Kickstarting retailers' new year

  • News
  • February 15, 2018
  • The Register team
Kickstarting retailers' new year

Retailers had a tough year in 2017, and 2018 is shaping up to be just as full of change and excitement. At The Register’s first event, held at Citta Design in Newmarket and sponsored by Latitude Financial, The Register editor Sarah Dunn and Retail X’s Juanita Neville-Te Rito considered Amazon, the future of payments and other factors likely to shape the next 12 months.

Dunn kicked off the proceedings with a reflection on the key retail events of 2017. Among the significant changes she noted were the launch of Amazon Australia; the arrival of Chemist Warehouse; the new stores opened by recent market entrants including H&M and Mecca Maxima; and Kmart’s ecommerce store.

Significant trends from 2017 included the rapid adoption of digital buy-now, pay-later systems; the rise of food and beverage integrations; and the move from retailers big and small away from single-use plastic bags. Dunn says a recent reader survey indicated 64 percent of The Register’s readers felt plastic bags should be banned at a national level.

Collaborations have overtaken pop-up shops as a source of excitement for consumers, Dunn says.

“Pop-up stores also continued to be popular venues for retail experimentation, but they’re no longer the exciting events they were a couple of years ago – they’re now just another part of the retail landscape.

“What’s overtaken pop-ups is co-located shops within shops and collaborations in general, which get a lot of consumer attention at the moment. Food, especially, is a huge deal.”

Amazon’s looming launch in Australia was a source of anxiety for many retailers over 2017, Dunn says.

“There’s been a real absence of information about what’s happening regarding New Zealand and Amazon, and that vacuum allowed a lot of fear and anxiety to flourish at the end of last year. It’s well-known that Amazon has the resources to make serious, rapid moves in almost any direction, and almost every big retailer I spoke to at the end of last year wanted to discuss what might happen.”

She finished by sharing some advice condensed from a series of recent Amazon features in NZ Retail magazine. 

Neville-Te Rito explored Amazon and its tech offering more deeply in her presentation, ‘Retail reinvention for the new normal’. She says the current upheaval in retail has left retailers in a dynamic, exciting new environment which rewards those who are “really, really customer-centric, digitally fluent, mobile-led and nimble.”

“The best retailers in our new normal are those that will offer the products and experiences for the shopper to prolong the tale - the many touchpoints that can make them feel good, bad or indifferent,” Neville-Te Rito says. “They want to touch, feel, taste, smell and interact.”

“To be engaged and involved, educated and informed or challenged and entertained.”

Amazon is competitive because of its emphasis on customer-centricity, she says. Projects such as its physical Amazon bookstores and the Treasure Truck take its presence into the real world, and technology like Alexa allows it to keep learning about the shopper and guiding them.

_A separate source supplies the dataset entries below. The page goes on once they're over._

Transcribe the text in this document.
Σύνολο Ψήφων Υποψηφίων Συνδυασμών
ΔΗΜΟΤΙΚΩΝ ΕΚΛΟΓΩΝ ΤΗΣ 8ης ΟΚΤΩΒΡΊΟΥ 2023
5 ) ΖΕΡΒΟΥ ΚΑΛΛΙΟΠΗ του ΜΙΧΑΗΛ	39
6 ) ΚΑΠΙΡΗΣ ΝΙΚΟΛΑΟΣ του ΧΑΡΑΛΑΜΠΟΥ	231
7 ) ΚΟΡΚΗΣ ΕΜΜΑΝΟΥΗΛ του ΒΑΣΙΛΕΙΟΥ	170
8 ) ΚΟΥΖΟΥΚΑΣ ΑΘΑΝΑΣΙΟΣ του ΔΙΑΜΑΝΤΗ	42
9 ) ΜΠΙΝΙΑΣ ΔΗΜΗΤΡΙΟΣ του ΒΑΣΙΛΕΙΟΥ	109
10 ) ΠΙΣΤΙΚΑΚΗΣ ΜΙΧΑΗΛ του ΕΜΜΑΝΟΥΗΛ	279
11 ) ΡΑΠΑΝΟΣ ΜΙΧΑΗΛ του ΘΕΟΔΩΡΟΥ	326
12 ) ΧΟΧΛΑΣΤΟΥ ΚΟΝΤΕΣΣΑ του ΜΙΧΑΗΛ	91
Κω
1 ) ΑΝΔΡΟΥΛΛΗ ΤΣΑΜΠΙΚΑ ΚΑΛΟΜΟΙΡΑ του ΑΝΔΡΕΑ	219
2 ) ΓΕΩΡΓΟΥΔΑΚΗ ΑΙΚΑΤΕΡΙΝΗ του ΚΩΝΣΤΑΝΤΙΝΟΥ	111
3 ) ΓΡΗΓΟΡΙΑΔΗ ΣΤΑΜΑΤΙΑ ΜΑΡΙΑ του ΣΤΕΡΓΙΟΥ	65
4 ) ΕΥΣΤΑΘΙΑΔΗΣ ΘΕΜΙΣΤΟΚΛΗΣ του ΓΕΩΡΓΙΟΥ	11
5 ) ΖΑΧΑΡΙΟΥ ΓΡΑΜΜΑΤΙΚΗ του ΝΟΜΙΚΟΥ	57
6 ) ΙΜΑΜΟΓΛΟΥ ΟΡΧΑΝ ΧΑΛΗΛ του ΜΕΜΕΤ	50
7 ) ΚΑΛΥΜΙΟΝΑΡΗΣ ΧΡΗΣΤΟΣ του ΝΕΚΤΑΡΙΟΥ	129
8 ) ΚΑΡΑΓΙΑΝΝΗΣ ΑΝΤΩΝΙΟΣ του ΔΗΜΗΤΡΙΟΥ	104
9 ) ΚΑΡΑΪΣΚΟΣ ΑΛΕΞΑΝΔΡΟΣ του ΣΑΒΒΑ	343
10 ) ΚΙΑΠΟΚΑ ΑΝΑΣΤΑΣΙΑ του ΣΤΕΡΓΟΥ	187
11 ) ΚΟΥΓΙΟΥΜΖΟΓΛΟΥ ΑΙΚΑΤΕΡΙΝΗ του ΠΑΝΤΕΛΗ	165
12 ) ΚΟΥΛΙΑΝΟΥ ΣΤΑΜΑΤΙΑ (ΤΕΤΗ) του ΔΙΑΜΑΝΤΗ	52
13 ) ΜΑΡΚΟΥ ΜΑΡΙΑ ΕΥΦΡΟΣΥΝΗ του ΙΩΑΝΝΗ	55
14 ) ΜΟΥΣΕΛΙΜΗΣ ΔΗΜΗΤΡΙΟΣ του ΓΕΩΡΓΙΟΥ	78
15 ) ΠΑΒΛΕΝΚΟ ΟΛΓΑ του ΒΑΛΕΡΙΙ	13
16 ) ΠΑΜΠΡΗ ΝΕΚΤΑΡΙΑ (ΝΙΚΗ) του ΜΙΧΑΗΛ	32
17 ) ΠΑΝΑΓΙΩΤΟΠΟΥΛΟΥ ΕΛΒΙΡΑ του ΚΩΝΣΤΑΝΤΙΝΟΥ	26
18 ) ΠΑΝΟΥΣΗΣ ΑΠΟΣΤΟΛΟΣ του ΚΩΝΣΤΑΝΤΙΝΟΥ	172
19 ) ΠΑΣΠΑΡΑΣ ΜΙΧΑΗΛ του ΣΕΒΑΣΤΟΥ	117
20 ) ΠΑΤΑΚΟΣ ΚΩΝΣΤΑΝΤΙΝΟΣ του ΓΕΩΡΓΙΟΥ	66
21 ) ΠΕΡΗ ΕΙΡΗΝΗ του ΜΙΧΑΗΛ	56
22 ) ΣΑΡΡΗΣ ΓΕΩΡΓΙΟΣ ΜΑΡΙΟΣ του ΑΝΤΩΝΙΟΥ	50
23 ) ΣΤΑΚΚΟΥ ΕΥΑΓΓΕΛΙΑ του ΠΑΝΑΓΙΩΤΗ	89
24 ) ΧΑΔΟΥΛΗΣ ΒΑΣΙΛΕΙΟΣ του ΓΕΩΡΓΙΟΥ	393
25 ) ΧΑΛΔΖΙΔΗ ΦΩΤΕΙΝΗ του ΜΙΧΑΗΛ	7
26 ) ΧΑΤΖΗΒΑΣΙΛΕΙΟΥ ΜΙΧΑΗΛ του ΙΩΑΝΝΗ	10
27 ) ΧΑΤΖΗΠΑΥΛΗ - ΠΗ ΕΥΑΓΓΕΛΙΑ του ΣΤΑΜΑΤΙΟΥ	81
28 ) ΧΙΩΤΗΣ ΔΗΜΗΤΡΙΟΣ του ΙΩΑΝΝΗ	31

Neville-Te Rito says the company is continuing to grow into categories like dollar-store goods and own brands, meaning ‘Amazonification’ could reach any retailer.

“I do believe no category is Amazon-proof. I also think Amazon has shaken up some lazy and greedy retailers.”

She recommends retailers have a clear proposition that tells their story; curate products “like nobody else can”; and pursue a personal connection with the customer on the customer’s terms.

The ‘Future of payments’ panel was run by Dunn. The panelists were:

  • Juanita Neville Te-Rito - Founder and director of strategy RetailX
  • Riaz Nasrabadi - Head of Product for Visa New Zealand and South Pacific
  • Peter Newton - Commercial Director Latitude Financial Services

Topics covered included the rise of contactless payments, shoppers’ demand for seamless payment experiences and the likelihood of New Zealanders giving up on paying with cash.